FIRST PERSON - Alex Magno - The Philippine Star

Every car owner knows the scam has been going on for years and yet grudgingly shells out money (normally to the first person who volunteers to do the stenciling of the motor and vehicle numbers).

The scam is called Third Party Liability (TPL) insurance. The law requires it before a vehicle’s registration is renewed. Although the premium is obviously overpriced and the company selling the insurance coverage obviously shady, car owners mostly submit to the racket. Protesting the scam has not been worth the hassle.

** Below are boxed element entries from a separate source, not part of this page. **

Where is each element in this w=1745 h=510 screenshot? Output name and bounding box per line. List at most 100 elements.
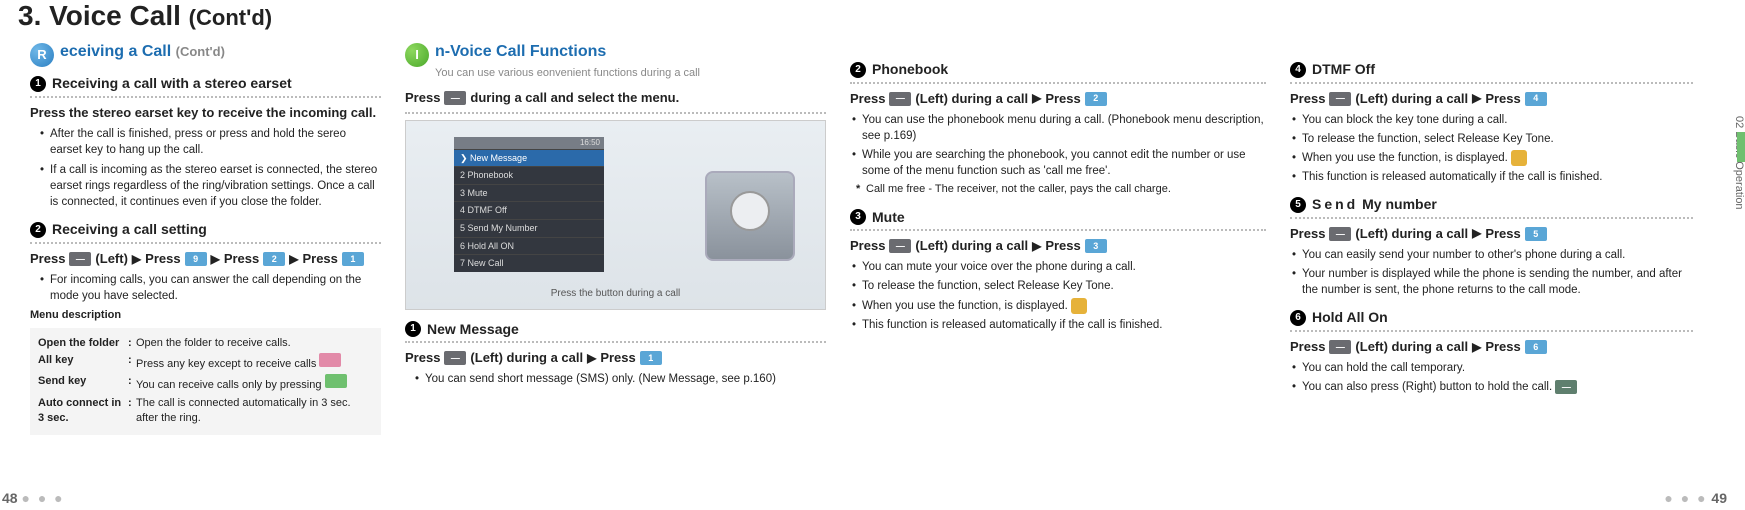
h-send-number: 5 Send My number (1290, 195, 1693, 215)
footnote: Call me free - The receiver, not the cal… (854, 182, 1266, 197)
h-mute: 3 Mute (850, 208, 1266, 228)
press-mute: Press — (Left) during a call▶ Press 3 (850, 237, 1266, 255)
page-number-right: ● ● ● 49 (1664, 490, 1727, 506)
bold-earset: Press the stereo earset key to receive t… (30, 104, 381, 122)
num-2-icon: 2 (30, 222, 46, 238)
key-3-icon: 3 (1085, 239, 1107, 253)
num-1-icon: 1 (405, 321, 421, 337)
side-tab: 02 Basic Operation (1727, 110, 1745, 290)
dots-icon: ● ● ● (1664, 490, 1707, 506)
menu-desc-table: Open the folder:Open the folder to recei… (30, 328, 381, 435)
bullet: Your number is displayed while the phone… (1290, 266, 1693, 298)
table-row: Send key:You can receive calls only by p… (38, 374, 373, 393)
divider (405, 341, 826, 343)
softkey-icon: — (444, 351, 466, 365)
press-during-call: Press — during a call and select the men… (405, 89, 826, 107)
dots-icon: ● ● ● (21, 490, 64, 506)
divider (30, 96, 381, 98)
press-sequence: Press — (Left)▶ Press 9▶ Press 2▶ Press … (30, 250, 381, 268)
screenshot-caption: Press the button during a call (406, 287, 825, 301)
bullet: To release the function, select Release … (850, 278, 1266, 294)
phone-menu-item: 6 Hold All ON (454, 237, 604, 255)
phone-menu-item: 2 Phonebook (454, 166, 604, 184)
h-phonebook: 2 Phonebook (850, 60, 1266, 80)
key-1-icon: 1 (342, 252, 364, 266)
section-receiving-title: eceiving a Call (Cont'd) (60, 41, 225, 63)
h-dtmf: 4 DTMF Off (1290, 60, 1693, 80)
press-hold-all: Press — (Left) during a call▶ Press 6 (1290, 338, 1693, 356)
softkey-icon: — (1329, 227, 1351, 241)
menu-desc-label: Menu description (30, 308, 381, 323)
section-invoice-title: n-Voice Call Functions (435, 41, 606, 63)
softkey-right-icon: — (1555, 380, 1577, 394)
h-hold-all: 6 Hold All On (1290, 308, 1693, 328)
num-2-icon: 2 (850, 62, 866, 78)
col-1: R eceiving a Call (Cont'd) 1 Receiving a… (18, 40, 393, 498)
section-receiving-head: R eceiving a Call (Cont'd) (30, 40, 381, 64)
softkey-icon: — (1329, 340, 1351, 354)
divider (405, 112, 826, 114)
col-3: 2 Phonebook Press — (Left) during a call… (838, 40, 1278, 498)
bullet: When you use the function, is displayed. (1290, 150, 1693, 166)
table-row: Auto connect in 3 sec.:The call is conne… (38, 396, 373, 427)
bullet: While you are searching the phonebook, y… (850, 147, 1266, 179)
divider (1290, 330, 1693, 332)
h-new-message: 1 New Message (405, 320, 826, 340)
divider (30, 242, 381, 244)
title-main: 3. Voice Call (18, 0, 181, 31)
phone-menu-item: 3 Mute (454, 184, 604, 202)
phone-menu-item: 5 Send My Number (454, 219, 604, 237)
table-row: All key:Press any key except to receive … (38, 353, 373, 372)
send-key-icon (325, 374, 347, 388)
phone-menu-item: ❯ New Message (454, 149, 604, 167)
phone-menu: 16:50 ❯ New Message 2 Phonebook 3 Mute 4… (454, 137, 604, 272)
page-number-left: 48 ● ● ● (2, 490, 65, 506)
bullet: You can block the key tone during a call… (1290, 112, 1693, 128)
key-1-icon: 1 (640, 351, 662, 365)
title-sub: (Cont'd) (189, 5, 272, 30)
col-2: I n-Voice Call Functions You can use var… (393, 40, 838, 498)
press-new-message: Press — (Left) during a call▶ Press 1 (405, 349, 826, 367)
col-4: 4 DTMF Off Press — (Left) during a call▶… (1278, 40, 1705, 498)
h-stereo-earset: 1 Receiving a call with a stereo earset (30, 74, 381, 94)
phone-menu-item: 7 New Call (454, 254, 604, 272)
bullet: When you use the function, is displayed. (850, 298, 1266, 314)
bullet: You can also press (Right) button to hol… (1290, 379, 1693, 395)
softkey-icon: — (69, 252, 91, 266)
key-2-icon: 2 (263, 252, 285, 266)
key-5-icon: 5 (1525, 227, 1547, 241)
divider (1290, 82, 1693, 84)
num-3-icon: 3 (850, 209, 866, 225)
divider (1290, 217, 1693, 219)
section-invoice-sub: You can use various eonvenient functions… (435, 66, 826, 81)
key-4-icon: 4 (1525, 92, 1547, 106)
softkey-icon: — (1329, 92, 1351, 106)
bullet: To release the function, select Release … (1290, 131, 1693, 147)
circ-r-icon: R (30, 43, 54, 67)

TPL coverage is required even if the car already carries comprehensive insurance coverage. It is just another fee to be paid in a tedious process that asks car owners to renew their registration every year and perform such tasks as stenciling car and body numbers.

TPL coverage is basically useless. Small, fly-by-night companies dominate the trade. Some of them are not even accredited by the Insurance Commission. The coverage is basically worth less than the piece of paper on which it is printed and used to renew vehicle registration.

When a vehicle is damaged, one has to go through a wringer to get anything from the TPL cover. The documentation required is ridiculous. No wonder every accident on the road causes traffic jams while the parties involved wait for a policeman to do the formal report of the incident.

I filed a claim on my TPL coverage only once, many years ago. I was asked to produce pictures of the damage – and this was the time cameras used only film. Apart from the incident report, the insurance adjuster wanted copies of the registration papers. Then my car was sent to dome nondescript shop right across the city. Needless to say, the body repair was lousy.

Through the whole process, I was pretty sure the insurance firm was making things difficult to dissuade me from pursuing the claim. It took many weeks before the dent on my car could be repaired. It would have been cheaper and more convenient for me to pay for the repairs myself.

Now the LTO is finally doing something right about this TPL racket. The agency is requiring all peddlers of TPL insurance to be accredited by the Insurance Commission. Administrators will also be appointed to look after the rights of claimants and police the insurance peddlers.

If I had my way, I would remove the TPL requirement. It simply breeds the racket. Let every vehicle owner look after his own insurance cover, buying coverage according to his need and the attractiveness of the package offered.

That however, might be too radical an option. Even the simple requirement of Insurance Commission accreditation is being resisted by the cottage industry that must have made hundreds of millions from hapless motorists, rendered defenseless from insurance vultures by the stupid TPL requirement.

Each TPL cover, by the way, pays tariffs and taxes. The records suggest the peddlers of these shady insurance covers have evaded taxation.

Having chaired an insurance brokerage company before, I know how this industry operates. A lot of money could be made by ignoring the actuarial calculations and overpricing the premiums.

It is about time the LTO takes a long, hard look at the cottage industry that sprung out of the TPL requirement.


The Senate must look carefully at the Salary Standardization Law (SSL) that passed the House of Representatives recently. The House version could spark angry protests.

Already rank-and-file employees objected the glaring disparity between the pay increases given officers and those given the lower-income brackets. Last week, several associations of retired uniformed personnel have banded together to denounce the exclusion of their pensions from indexation.

The Association of Generals and Flag Officers (AGFO), the Philippine Military Academy Alumni Association (PMAAA) and the National ROTC Alumni Association issued a manifesto to a discriminatory provision in the 2015 SSL issuing from the House. The provision, they say, smacks of class legislation.

The offending provision reads: Notwithstanding the provisions of PD 1638 and RA 8551, and considering the pendency of the passage of a pension reform law establishing a sustainable and just pension system for military and uniformed personnel, the indexation of benefits of retired and uniformed personnel with the base pay of those in the active service shall be suspended insofar as the base pay increase authorized in this Act.”

The draft law lies. There is no record of any initiative in Congress regarding a “pension reform law.” Yet the House version of the 2015 SSL uses this as an excuse for excluding retirees from the uniformed services from whatever increments may be due them from indexation of their pensions to the prevailing basic pay in the active service.

What dark inspiration might have driven the congressmen to exclude retirees from the uniformed services from the improved pay SSL promises?

Even the Constitution guarantees timely upgrades of pension benefits. Section 8 of Article VI reads: “The State shall, from time to time, review to upgrade the pensions and other benefits due the retirees of both the government and private sectors.”

The House version of the 2015 SSL chooses to defy that.

It is bad enough that many pensions and other benefits are inexplicably delayed because the DBM constantly forgets to seek budget allotments for the retirees of uniformed services. Now the draft law makes matters even worse for the retirees.

The retirees from the uniformed services did not serve the Republic any less than the other sections of the civil service. There is simply no excuse for the 2015 SSL to treat them shabbily and with contempt.